Numa outra música, com o título que dá nome ao filme, vemos o professor Ram Nikumbh em seu emprego na escola pra crianças especiais e depois partindo para a casa de Ishaan, onde irá conversar com seus pais. A música é longa e tão longo é todo esse momento, mas nem percebe-se a música tocar, dada a imensidão de informações passando. Porém, o detalhe mais importante desta passagem está no que faz Ram no caminho até a casa de Ishaan, que não vi indiano nenhum fazendo e nem sequer parando para refletir sobre. No ônibus, o professor ajuda uma mãe com seu bebê; depois, na beira da estrada, paga um chá com biscoitos à criança-empregada do estabelecimento. Em outro momento, andando ao lado da feira, pega a couve-flor que cai no chão. Coisas simples, mas indianos não costumam fazer coisas simples. Simples ajudas, mas indianos não costumam ajudar.
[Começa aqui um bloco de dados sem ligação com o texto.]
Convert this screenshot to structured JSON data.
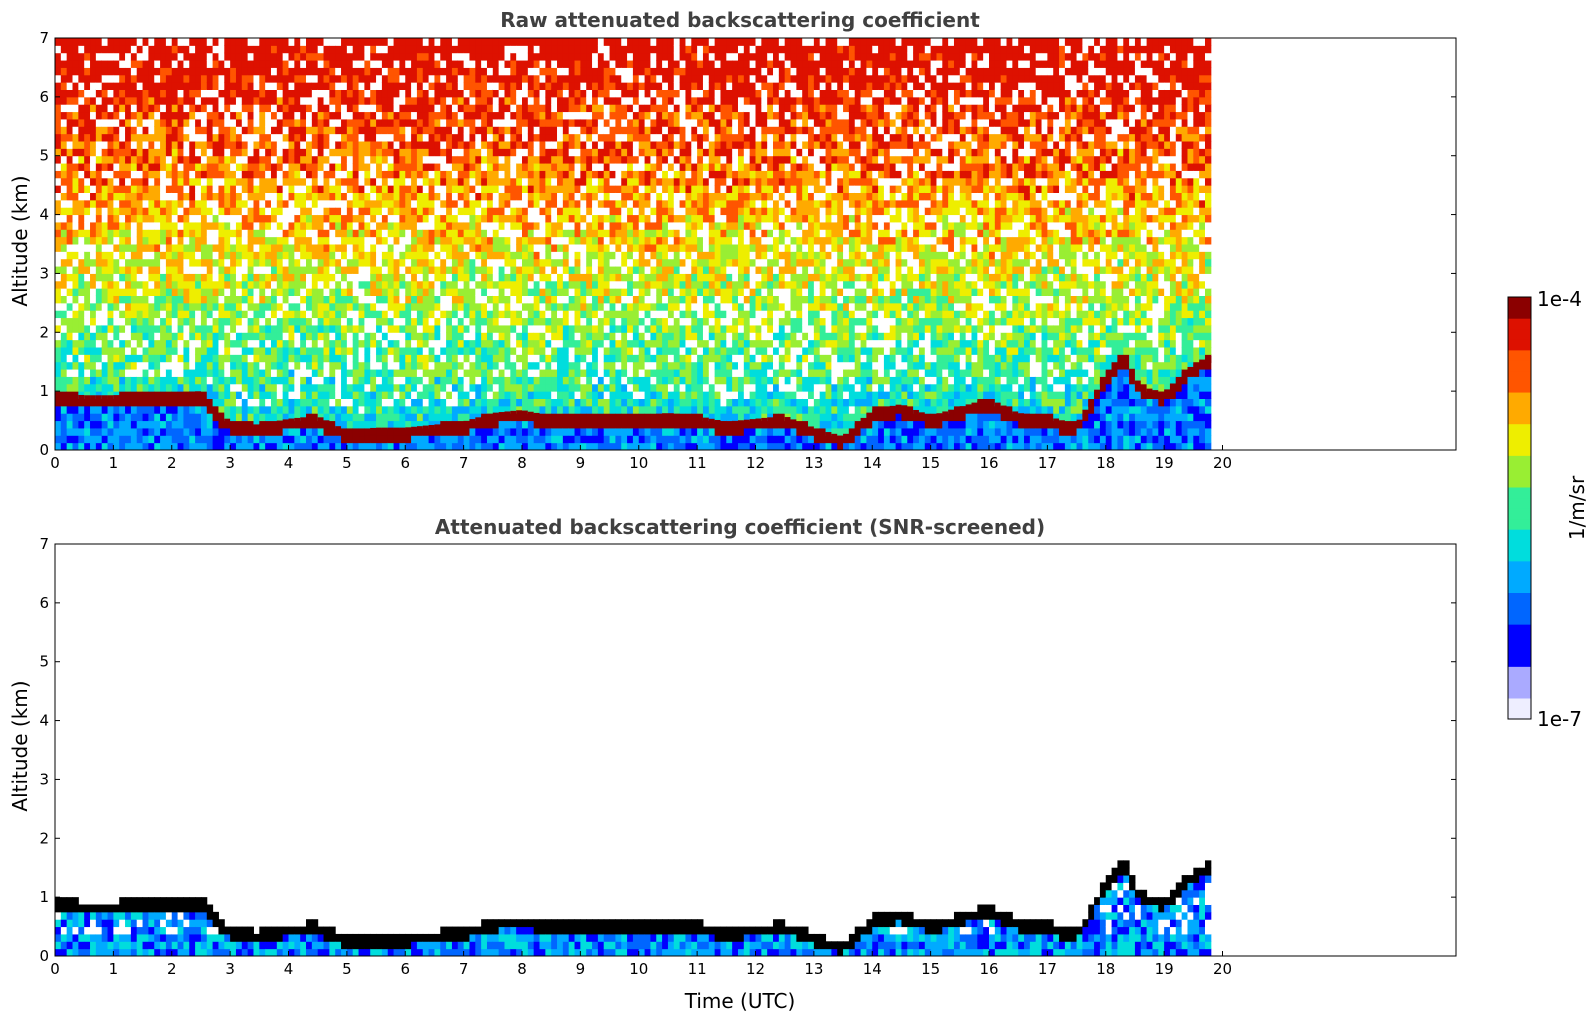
{
  "colors": {
    "clear_air": "#ffffff",
    "layer": "#8b0000",
    "screened_layer": "#000000",
    "axis": "#000000",
    "title": "#404040"
  },
  "colormap": [
    "#eeeeff",
    "#aaaaff",
    "#0000ff",
    "#0066ff",
    "#00aaff",
    "#00dddd",
    "#33ee99",
    "#99ee33",
    "#eeee00",
    "#ffaa00",
    "#ff5500",
    "#dd1100",
    "#8b0000"
  ],
  "chart_data": [
    {
      "type": "heatmap",
      "title": "Raw attenuated backscattering coefficient",
      "xlabel": "",
      "ylabel": "Altitude (km)",
      "xlim": [
        0,
        24
      ],
      "ylim": [
        0,
        7
      ],
      "x_ticks": [
        "0",
        "1",
        "2",
        "3",
        "4",
        "5",
        "6",
        "7",
        "8",
        "9",
        "10",
        "11",
        "12",
        "13",
        "14",
        "15",
        "16",
        "17",
        "18",
        "19",
        "20"
      ],
      "y_ticks": [
        "0",
        "1",
        "2",
        "3",
        "4",
        "5",
        "6",
        "7"
      ],
      "data_end_time": 19.8,
      "grid": false,
      "screened": false
    },
    {
      "type": "heatmap",
      "title": "Attenuated backscattering coefficient (SNR-screened)",
      "xlabel": "Time (UTC)",
      "ylabel": "Altitude (km)",
      "xlim": [
        0,
        24
      ],
      "ylim": [
        0,
        7
      ],
      "x_ticks": [
        "0",
        "1",
        "2",
        "3",
        "4",
        "5",
        "6",
        "7",
        "8",
        "9",
        "10",
        "11",
        "12",
        "13",
        "14",
        "15",
        "16",
        "17",
        "18",
        "19",
        "20"
      ],
      "y_ticks": [
        "0",
        "1",
        "2",
        "3",
        "4",
        "5",
        "6",
        "7"
      ],
      "data_end_time": 19.8,
      "grid": false,
      "screened": true
    }
  ],
  "layer_top_km": [
    [
      0,
      0.9
    ],
    [
      0.5,
      0.85
    ],
    [
      1,
      0.85
    ],
    [
      1.5,
      0.88
    ],
    [
      2,
      0.9
    ],
    [
      2.5,
      0.92
    ],
    [
      3,
      0.4
    ],
    [
      3.5,
      0.35
    ],
    [
      4,
      0.45
    ],
    [
      4.5,
      0.5
    ],
    [
      5,
      0.25
    ],
    [
      5.5,
      0.3
    ],
    [
      6,
      0.3
    ],
    [
      6.5,
      0.35
    ],
    [
      7,
      0.4
    ],
    [
      7.5,
      0.55
    ],
    [
      8,
      0.6
    ],
    [
      8.5,
      0.5
    ],
    [
      9,
      0.5
    ],
    [
      9.5,
      0.5
    ],
    [
      10,
      0.5
    ],
    [
      10.5,
      0.55
    ],
    [
      11,
      0.5
    ],
    [
      11.5,
      0.4
    ],
    [
      12,
      0.45
    ],
    [
      12.5,
      0.5
    ],
    [
      13,
      0.3
    ],
    [
      13.5,
      0.15
    ],
    [
      14,
      0.6
    ],
    [
      14.5,
      0.7
    ],
    [
      15,
      0.5
    ],
    [
      15.5,
      0.65
    ],
    [
      16,
      0.8
    ],
    [
      16.5,
      0.55
    ],
    [
      17,
      0.5
    ],
    [
      17.5,
      0.35
    ],
    [
      18,
      1.2
    ],
    [
      18.3,
      1.6
    ],
    [
      18.6,
      1.0
    ],
    [
      19,
      0.9
    ],
    [
      19.4,
      1.3
    ],
    [
      19.8,
      1.55
    ]
  ],
  "colorbar": {
    "max_label": "1e-4",
    "min_label": "1e-7",
    "unit_label": "1/m/sr"
  }
}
Taare Zameen Par vem também cumprir um importante papel na sociedade indiana. Não se trata de civilizar ou ocidentalizar, mas de trazer um pouco mais de humanidade para o coração hindustani, um pouco mais do senso de individuação, que de nada tem a ver com individualização. Talvez ainda além de mandar uma mensagem sobre o papel do educador, este filme ensina antes o que é ser pai, o que significa e o que implica em ter um filho. Ram Nikumbh, contestando o que o pai de Ishaan disse a ele em certo momento, deixa bem claro o que significa a palavra “cuidar”. E neste momento sublime, alerta para que não aconteça com Ishaan o que acontece com as árvores das Ilhas Salomão, que morrem após as pessoas ficarem gritando à sua volta. Aamir Khan fez uma obra-prima – e talvez a última também. Será difícil que ele faça um filme tão bom como esse de novo.

TZP arranca lágrimas até de quem nem conhecia o verbo chorar. Não deixe de assistir.